Second, the project also runs afoul of the sustainable development principle. Gabriel Resources would obtain 80 percent of the profits, with the rest going to the Romanian government. This is too little for the East European country. Rosia Montana is the largest known gold deposit in Europe and the third largest in the world. Its value is estimated to be around at around $20.8 billion, representing a huge possible endowment for Romania – if managed properly. As the Romanian Academy, an academic forum, stressed, the mining project is ‘not a solution for sustainable development and does not solve the economic and social problems in the region’. While the company has promised to create 3,600 jobs, CNS Cartel ALFA, a trade union, puts the number at around 1,700 jobs. It reckons employment will fall to a paltry 300 after 8 years. Finally, the Canadian company intends to extract the gold over 16 years, approximately 35 years less that what an initiative of its size would usually take. According to the head of the Romanian Geological Institute, using the standard practice of carbon-in-leach (CIL) cyanidation and pressured oxidation of refractory gold minerals, a practice used in Finland’s Kittila Gold Mine, would mean extending the mining period by at least 33 years, adding more jobs and investment. But even this model would have severe problems.

Rosia Montana

Years of frustration

All of this comes after previous efforts to attract the attention of the European Parliament on the matter. In 2010 and 2011, Ad Astra, an association of Romanian scientists, and the Rosia Montana Cultural Foundation sent petitions in response to the project’s potential damaging effects on the environment. But the PETI Commission left it up to the Romanian authorities. Nevertheless, it highlighted that the project has to respect several directives, most of which the project breaches.
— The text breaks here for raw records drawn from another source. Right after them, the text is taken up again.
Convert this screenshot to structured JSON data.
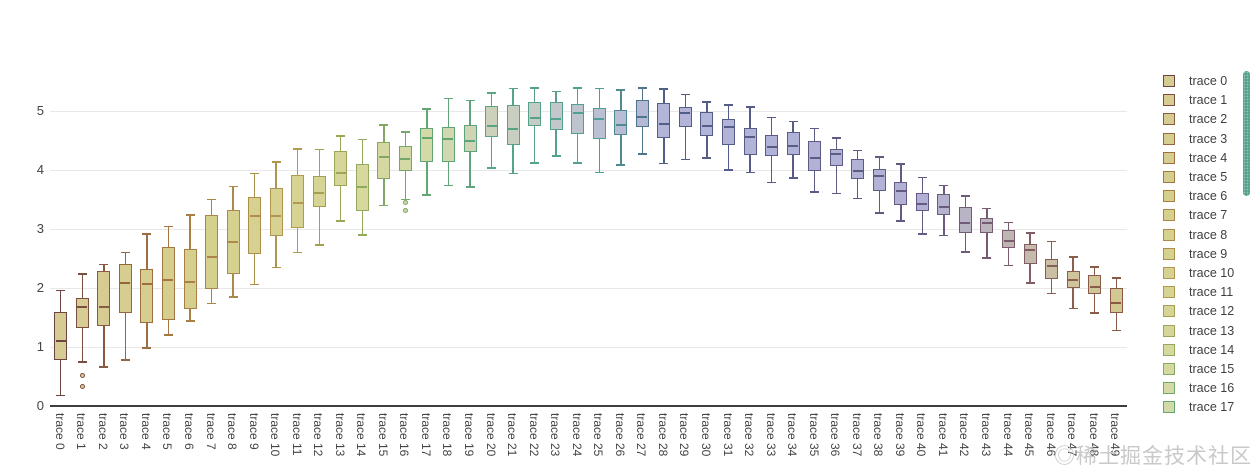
{
  "chart_data": {
    "type": "box",
    "title": "",
    "xlabel": "",
    "ylabel": "",
    "ylim": [
      0,
      5.6
    ],
    "yticks": [
      0,
      1,
      2,
      3,
      4,
      5
    ],
    "grid": true,
    "n_traces": 50,
    "legend": {
      "position": "right",
      "scrollable": true,
      "visible_items": 18
    },
    "traces": [
      {
        "name": "trace 0",
        "lower": 0.18,
        "q1": 0.78,
        "median": 1.1,
        "q3": 1.6,
        "upper": 1.96,
        "outliers": []
      },
      {
        "name": "trace 1",
        "lower": 0.75,
        "q1": 1.32,
        "median": 1.68,
        "q3": 1.83,
        "upper": 2.24,
        "outliers": [
          0.51,
          0.33
        ]
      },
      {
        "name": "trace 2",
        "lower": 0.66,
        "q1": 1.36,
        "median": 1.68,
        "q3": 2.28,
        "upper": 2.4,
        "outliers": []
      },
      {
        "name": "trace 3",
        "lower": 0.78,
        "q1": 1.58,
        "median": 2.08,
        "q3": 2.4,
        "upper": 2.6,
        "outliers": []
      },
      {
        "name": "trace 4",
        "lower": 0.98,
        "q1": 1.4,
        "median": 2.06,
        "q3": 2.32,
        "upper": 2.92,
        "outliers": []
      },
      {
        "name": "trace 5",
        "lower": 1.2,
        "q1": 1.46,
        "median": 2.14,
        "q3": 2.7,
        "upper": 3.04,
        "outliers": []
      },
      {
        "name": "trace 6",
        "lower": 1.44,
        "q1": 1.64,
        "median": 2.1,
        "q3": 2.66,
        "upper": 3.24,
        "outliers": []
      },
      {
        "name": "trace 7",
        "lower": 1.74,
        "q1": 1.99,
        "median": 2.52,
        "q3": 3.24,
        "upper": 3.5,
        "outliers": []
      },
      {
        "name": "trace 8",
        "lower": 1.85,
        "q1": 2.24,
        "median": 2.78,
        "q3": 3.32,
        "upper": 3.72,
        "outliers": []
      },
      {
        "name": "trace 9",
        "lower": 2.06,
        "q1": 2.58,
        "median": 3.22,
        "q3": 3.54,
        "upper": 3.94,
        "outliers": []
      },
      {
        "name": "trace 10",
        "lower": 2.35,
        "q1": 2.88,
        "median": 3.22,
        "q3": 3.7,
        "upper": 4.14,
        "outliers": []
      },
      {
        "name": "trace 11",
        "lower": 2.6,
        "q1": 3.02,
        "median": 3.44,
        "q3": 3.92,
        "upper": 4.36,
        "outliers": []
      },
      {
        "name": "trace 12",
        "lower": 2.73,
        "q1": 3.38,
        "median": 3.61,
        "q3": 3.9,
        "upper": 4.35,
        "outliers": []
      },
      {
        "name": "trace 13",
        "lower": 3.14,
        "q1": 3.73,
        "median": 3.95,
        "q3": 4.32,
        "upper": 4.58,
        "outliers": []
      },
      {
        "name": "trace 14",
        "lower": 2.9,
        "q1": 3.3,
        "median": 3.72,
        "q3": 4.1,
        "upper": 4.52,
        "outliers": []
      },
      {
        "name": "trace 15",
        "lower": 3.4,
        "q1": 3.85,
        "median": 4.22,
        "q3": 4.48,
        "upper": 4.76,
        "outliers": []
      },
      {
        "name": "trace 16",
        "lower": 3.5,
        "q1": 3.98,
        "median": 4.18,
        "q3": 4.4,
        "upper": 4.64,
        "outliers": [
          3.45,
          3.31
        ]
      },
      {
        "name": "trace 17",
        "lower": 3.58,
        "q1": 4.14,
        "median": 4.54,
        "q3": 4.72,
        "upper": 5.03,
        "outliers": []
      },
      {
        "name": "trace 18",
        "lower": 3.74,
        "q1": 4.13,
        "median": 4.52,
        "q3": 4.73,
        "upper": 5.21,
        "outliers": []
      },
      {
        "name": "trace 19",
        "lower": 3.71,
        "q1": 4.3,
        "median": 4.5,
        "q3": 4.77,
        "upper": 5.18,
        "outliers": []
      },
      {
        "name": "trace 20",
        "lower": 4.03,
        "q1": 4.56,
        "median": 4.75,
        "q3": 5.08,
        "upper": 5.31,
        "outliers": []
      },
      {
        "name": "trace 21",
        "lower": 3.94,
        "q1": 4.43,
        "median": 4.7,
        "q3": 5.11,
        "upper": 5.38,
        "outliers": []
      },
      {
        "name": "trace 22",
        "lower": 4.12,
        "q1": 4.75,
        "median": 4.88,
        "q3": 5.15,
        "upper": 5.39,
        "outliers": []
      },
      {
        "name": "trace 23",
        "lower": 4.24,
        "q1": 4.68,
        "median": 4.87,
        "q3": 5.15,
        "upper": 5.33,
        "outliers": []
      },
      {
        "name": "trace 24",
        "lower": 4.12,
        "q1": 4.61,
        "median": 4.96,
        "q3": 5.12,
        "upper": 5.39,
        "outliers": []
      },
      {
        "name": "trace 25",
        "lower": 3.96,
        "q1": 4.53,
        "median": 4.87,
        "q3": 5.05,
        "upper": 5.38,
        "outliers": []
      },
      {
        "name": "trace 26",
        "lower": 4.08,
        "q1": 4.6,
        "median": 4.77,
        "q3": 5.01,
        "upper": 5.36,
        "outliers": []
      },
      {
        "name": "trace 27",
        "lower": 4.27,
        "q1": 4.73,
        "median": 4.9,
        "q3": 5.19,
        "upper": 5.39,
        "outliers": []
      },
      {
        "name": "trace 28",
        "lower": 4.11,
        "q1": 4.54,
        "median": 4.78,
        "q3": 5.13,
        "upper": 5.37,
        "outliers": []
      },
      {
        "name": "trace 29",
        "lower": 4.18,
        "q1": 4.73,
        "median": 4.96,
        "q3": 5.07,
        "upper": 5.28,
        "outliers": []
      },
      {
        "name": "trace 30",
        "lower": 4.2,
        "q1": 4.58,
        "median": 4.74,
        "q3": 4.98,
        "upper": 5.15,
        "outliers": []
      },
      {
        "name": "trace 31",
        "lower": 4.0,
        "q1": 4.42,
        "median": 4.73,
        "q3": 4.86,
        "upper": 5.1,
        "outliers": []
      },
      {
        "name": "trace 32",
        "lower": 3.96,
        "q1": 4.26,
        "median": 4.56,
        "q3": 4.71,
        "upper": 5.07,
        "outliers": []
      },
      {
        "name": "trace 33",
        "lower": 3.79,
        "q1": 4.23,
        "median": 4.39,
        "q3": 4.59,
        "upper": 4.89,
        "outliers": []
      },
      {
        "name": "trace 34",
        "lower": 3.86,
        "q1": 4.26,
        "median": 4.4,
        "q3": 4.65,
        "upper": 4.82,
        "outliers": []
      },
      {
        "name": "trace 35",
        "lower": 3.63,
        "q1": 3.99,
        "median": 4.2,
        "q3": 4.5,
        "upper": 4.7,
        "outliers": []
      },
      {
        "name": "trace 36",
        "lower": 3.6,
        "q1": 4.07,
        "median": 4.27,
        "q3": 4.36,
        "upper": 4.54,
        "outliers": []
      },
      {
        "name": "trace 37",
        "lower": 3.52,
        "q1": 3.85,
        "median": 3.99,
        "q3": 4.19,
        "upper": 4.33,
        "outliers": []
      },
      {
        "name": "trace 38",
        "lower": 3.27,
        "q1": 3.64,
        "median": 3.9,
        "q3": 4.02,
        "upper": 4.22,
        "outliers": []
      },
      {
        "name": "trace 39",
        "lower": 3.14,
        "q1": 3.4,
        "median": 3.65,
        "q3": 3.79,
        "upper": 4.1,
        "outliers": []
      },
      {
        "name": "trace 40",
        "lower": 2.92,
        "q1": 3.3,
        "median": 3.43,
        "q3": 3.61,
        "upper": 3.87,
        "outliers": []
      },
      {
        "name": "trace 41",
        "lower": 2.89,
        "q1": 3.24,
        "median": 3.37,
        "q3": 3.59,
        "upper": 3.74,
        "outliers": []
      },
      {
        "name": "trace 42",
        "lower": 2.61,
        "q1": 2.93,
        "median": 3.11,
        "q3": 3.38,
        "upper": 3.56,
        "outliers": []
      },
      {
        "name": "trace 43",
        "lower": 2.51,
        "q1": 2.93,
        "median": 3.11,
        "q3": 3.19,
        "upper": 3.35,
        "outliers": []
      },
      {
        "name": "trace 44",
        "lower": 2.38,
        "q1": 2.67,
        "median": 2.79,
        "q3": 2.98,
        "upper": 3.11,
        "outliers": []
      },
      {
        "name": "trace 45",
        "lower": 2.08,
        "q1": 2.41,
        "median": 2.64,
        "q3": 2.75,
        "upper": 2.93,
        "outliers": []
      },
      {
        "name": "trace 46",
        "lower": 1.91,
        "q1": 2.15,
        "median": 2.38,
        "q3": 2.5,
        "upper": 2.79,
        "outliers": []
      },
      {
        "name": "trace 47",
        "lower": 1.65,
        "q1": 2.0,
        "median": 2.13,
        "q3": 2.29,
        "upper": 2.53,
        "outliers": []
      },
      {
        "name": "trace 48",
        "lower": 1.58,
        "q1": 1.9,
        "median": 2.02,
        "q3": 2.22,
        "upper": 2.36,
        "outliers": []
      },
      {
        "name": "trace 49",
        "lower": 1.28,
        "q1": 1.58,
        "median": 1.75,
        "q3": 2.0,
        "upper": 2.17,
        "outliers": []
      }
    ]
  },
  "colors": {
    "background": "#ffffff",
    "grid": "#e8e8e8",
    "axis_line": "#3d3d3d",
    "tick_label": "#444444",
    "legend_label": "#3f3f3f",
    "legend_scrollbar": "#57a18d",
    "watermark": "#c9c9c9",
    "trace_anchors": [
      {
        "i": 0,
        "line": "#6e4440",
        "fill": "#d7cb94"
      },
      {
        "i": 3,
        "line": "#95663f",
        "fill": "#d6cd90"
      },
      {
        "i": 6,
        "line": "#a97f46",
        "fill": "#d5cf8d"
      },
      {
        "i": 11,
        "line": "#b09a4f",
        "fill": "#d7d392"
      },
      {
        "i": 14,
        "line": "#93aa5c",
        "fill": "#d7d89e"
      },
      {
        "i": 17,
        "line": "#63a573",
        "fill": "#d4d9a8"
      },
      {
        "i": 21,
        "line": "#57a385",
        "fill": "#c9cfc0"
      },
      {
        "i": 25,
        "line": "#4f9f96",
        "fill": "#bac0d2"
      },
      {
        "i": 28,
        "line": "#4f5f88",
        "fill": "#b3b5d8"
      },
      {
        "i": 33,
        "line": "#585b88",
        "fill": "#b1b2d7"
      },
      {
        "i": 40,
        "line": "#655a83",
        "fill": "#b2b1d5"
      },
      {
        "i": 44,
        "line": "#7a5c6e",
        "fill": "#bfb6b4"
      },
      {
        "i": 47,
        "line": "#8a5f4d",
        "fill": "#cfc49b"
      },
      {
        "i": 49,
        "line": "#8a5a44",
        "fill": "#d3c794"
      }
    ]
  },
  "watermark": {
    "text": "◎稀土掘金技术社区"
  }
}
The first one is Directive 2006/21/EC on the management of waste from an extractive industry, which ironically was adopted after Romania’s 2000 Baia Mare cyanide spill, considered the worst environmental disaster in Europe since Chernobyl. Yet the Rosia Montana project has never been granted an environmental permit. According to a Romanian Europarliamentarian Monica Macovei, the company’s exploration license has been expired for 12 years, given that according to the Romanian mining law, in order to start any mining activity the company is obliged to obtain an environmental license within 180 days after the exploration license is granted.

The second European directive that would be breached by the project is the Water Framework Directive. The Rosia Montana project needs its tailings pond to be situated on the valley of the Corna River, whose course would have to be deviated. This is nearly impossible according to the director of the Geological Institute. But according to the European Water Framework, deviating the natural course of a river can only be done in the case of ‘projects of public utility’ and of ‘overriding public interest. Alas, in recently approved draft legislation, the Romanian government declared the Canadian company’s private project to be of public utility and of overriding public interest, which it is not, given that the Romanian Constitution stresses that ‘public interest riches’, including underground resources, are the exclusive object of public property, meaning that they solely belong to the Romanian people.

What should be done?

To begin, the European Commission should revisit its statements regarding the Rosia Montana project. While the EU might be facing a dire economic crisis, allowing ecological disasters to occur in its Member countries is not beneficial and contradicts many of its core principles. The EU also seems to be ignoring the fact that, apart from being the largest gold mine in Europe, Rosia Montana contains extremely important rare minerals, including titanium, germanium and wolfram, whose tremendous global value far surpasses that of gold. At the same time, the precedent of having a unconstitutional law that allows a private foreign company the power to operate with little oversight in a European country is not a precedent to be desired. Finally, the EU should take into account the fact that significantly lowering the environmental standards in gold mining activities would set a grave precedent in Europe and enable not just the ecological disaster in Romania, but elsewhere in Europe.